On April 21, the Berkeley Art Museum/Pacific Film Archive presents “Full: Invent” with Joel Davel on Marimba Lumina and Paul Dresher on the 14-foot single-string Quadrachord. (The triple bill also features Edward Schocker on his updated version of the glass harmonica and multi-instrumentalist Laura Inserra, who specializes on the hang, a Swiss-built metal percussion instrument that resembles Hollywood’s notion of a UFO, circa 1955.)
Together in the aptly named Invented Instrument Duo, Dresher and Davel’s collaboration represents two distinct (and overlapping) approaches to creating new instruments. Dresher started as a guitarist and became intrigued by the physics of long strings. Working with Daniel Schmidt, he built the Quadrachord, which has become a primary compositional vehicle.
“Composers are always looking for new sounds and new ways to create sound,” Dresher says. “But even if you find something new, you have to make music from it that operates on time-honored criteria. A cool sound won’t hold up for a concert. You need to create a more elaborate musical statement that hopefully makes sense with a formal development and shape.”
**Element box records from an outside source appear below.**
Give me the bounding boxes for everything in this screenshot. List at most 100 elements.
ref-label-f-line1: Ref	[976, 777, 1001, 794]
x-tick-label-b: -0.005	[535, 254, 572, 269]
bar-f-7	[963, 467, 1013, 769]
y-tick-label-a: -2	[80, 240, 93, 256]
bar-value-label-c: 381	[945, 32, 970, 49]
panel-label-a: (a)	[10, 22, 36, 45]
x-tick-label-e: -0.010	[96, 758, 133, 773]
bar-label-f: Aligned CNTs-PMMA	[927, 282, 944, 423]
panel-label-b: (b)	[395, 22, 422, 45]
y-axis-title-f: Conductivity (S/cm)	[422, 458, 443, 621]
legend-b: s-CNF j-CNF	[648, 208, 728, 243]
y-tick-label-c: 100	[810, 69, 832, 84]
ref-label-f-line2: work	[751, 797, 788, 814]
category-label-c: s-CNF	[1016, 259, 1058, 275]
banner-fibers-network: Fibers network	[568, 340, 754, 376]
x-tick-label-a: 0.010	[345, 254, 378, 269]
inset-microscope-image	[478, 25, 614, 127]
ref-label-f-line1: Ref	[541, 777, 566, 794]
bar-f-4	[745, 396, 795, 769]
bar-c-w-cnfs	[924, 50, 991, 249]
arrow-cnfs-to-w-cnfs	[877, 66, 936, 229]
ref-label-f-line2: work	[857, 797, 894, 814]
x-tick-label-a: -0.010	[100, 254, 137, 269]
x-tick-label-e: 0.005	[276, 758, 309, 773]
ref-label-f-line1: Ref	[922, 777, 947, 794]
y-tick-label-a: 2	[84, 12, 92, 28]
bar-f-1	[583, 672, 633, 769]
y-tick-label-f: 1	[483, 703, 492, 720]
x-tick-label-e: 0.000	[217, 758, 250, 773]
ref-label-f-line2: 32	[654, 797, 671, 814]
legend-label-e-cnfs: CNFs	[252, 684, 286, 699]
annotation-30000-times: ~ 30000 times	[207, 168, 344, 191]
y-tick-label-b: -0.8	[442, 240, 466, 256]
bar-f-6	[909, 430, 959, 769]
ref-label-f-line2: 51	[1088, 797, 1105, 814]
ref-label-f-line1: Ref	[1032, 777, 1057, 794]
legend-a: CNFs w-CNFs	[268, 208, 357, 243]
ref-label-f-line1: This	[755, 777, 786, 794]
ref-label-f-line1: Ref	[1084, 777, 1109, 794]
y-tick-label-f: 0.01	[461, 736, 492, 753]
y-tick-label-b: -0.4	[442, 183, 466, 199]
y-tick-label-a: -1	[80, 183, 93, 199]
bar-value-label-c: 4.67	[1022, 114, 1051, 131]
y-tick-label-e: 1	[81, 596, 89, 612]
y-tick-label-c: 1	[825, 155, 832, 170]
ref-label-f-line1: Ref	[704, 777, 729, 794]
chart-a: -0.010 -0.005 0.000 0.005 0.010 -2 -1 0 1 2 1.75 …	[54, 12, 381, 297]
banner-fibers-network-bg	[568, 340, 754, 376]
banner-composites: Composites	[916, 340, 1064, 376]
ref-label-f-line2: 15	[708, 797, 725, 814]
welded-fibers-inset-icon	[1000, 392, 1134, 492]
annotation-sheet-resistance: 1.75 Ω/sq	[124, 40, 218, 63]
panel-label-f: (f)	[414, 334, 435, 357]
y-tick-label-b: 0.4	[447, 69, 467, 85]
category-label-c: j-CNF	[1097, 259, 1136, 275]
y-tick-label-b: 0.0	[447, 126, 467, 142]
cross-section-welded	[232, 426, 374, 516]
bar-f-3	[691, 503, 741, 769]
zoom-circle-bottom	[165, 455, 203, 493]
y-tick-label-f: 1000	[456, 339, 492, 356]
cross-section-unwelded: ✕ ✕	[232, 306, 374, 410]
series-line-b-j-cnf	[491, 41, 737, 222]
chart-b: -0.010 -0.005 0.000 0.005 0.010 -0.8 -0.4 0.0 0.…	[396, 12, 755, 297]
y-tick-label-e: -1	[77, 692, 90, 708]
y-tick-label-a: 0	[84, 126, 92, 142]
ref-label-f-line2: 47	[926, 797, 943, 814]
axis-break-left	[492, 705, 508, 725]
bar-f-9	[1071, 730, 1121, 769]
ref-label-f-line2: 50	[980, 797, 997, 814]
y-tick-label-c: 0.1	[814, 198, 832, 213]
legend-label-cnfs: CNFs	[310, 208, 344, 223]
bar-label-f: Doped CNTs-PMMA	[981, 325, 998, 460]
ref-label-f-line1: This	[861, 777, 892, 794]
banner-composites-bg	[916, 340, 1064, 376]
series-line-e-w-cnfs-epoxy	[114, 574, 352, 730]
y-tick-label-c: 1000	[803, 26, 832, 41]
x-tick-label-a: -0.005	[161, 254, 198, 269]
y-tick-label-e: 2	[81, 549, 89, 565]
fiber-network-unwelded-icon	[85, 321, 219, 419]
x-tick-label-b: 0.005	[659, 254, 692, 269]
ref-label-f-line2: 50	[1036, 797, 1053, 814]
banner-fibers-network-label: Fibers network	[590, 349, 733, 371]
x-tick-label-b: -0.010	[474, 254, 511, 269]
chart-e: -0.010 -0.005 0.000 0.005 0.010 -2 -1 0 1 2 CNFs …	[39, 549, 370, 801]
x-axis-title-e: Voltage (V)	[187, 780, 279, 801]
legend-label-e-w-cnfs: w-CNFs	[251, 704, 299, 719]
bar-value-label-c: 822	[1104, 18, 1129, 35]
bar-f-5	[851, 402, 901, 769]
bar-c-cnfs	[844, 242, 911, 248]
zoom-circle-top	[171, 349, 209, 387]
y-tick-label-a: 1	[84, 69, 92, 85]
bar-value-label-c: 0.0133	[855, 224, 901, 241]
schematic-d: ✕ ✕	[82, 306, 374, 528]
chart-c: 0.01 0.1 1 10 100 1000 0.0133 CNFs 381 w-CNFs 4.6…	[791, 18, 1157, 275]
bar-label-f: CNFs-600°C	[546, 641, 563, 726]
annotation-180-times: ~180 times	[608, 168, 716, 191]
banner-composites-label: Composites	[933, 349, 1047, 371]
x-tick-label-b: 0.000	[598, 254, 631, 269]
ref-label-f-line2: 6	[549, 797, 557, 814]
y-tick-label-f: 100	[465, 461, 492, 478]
The BAM/PFA program also features Dresher’s most extensive performance yet on the Hurdy Grande, a recent creation with Schmidt that employs a hand-cranked mechanical wheel driving a bow, like a hurdy gurdy with nine-foot strings. “I knew from the Quadrachord, when strings get long, a different physics of sound [becomes] possible,” Dresher says. “I had to discover new playing techniques. It sounds like a bowed string instrument, but it does many things that bowed string instruments can’t do.”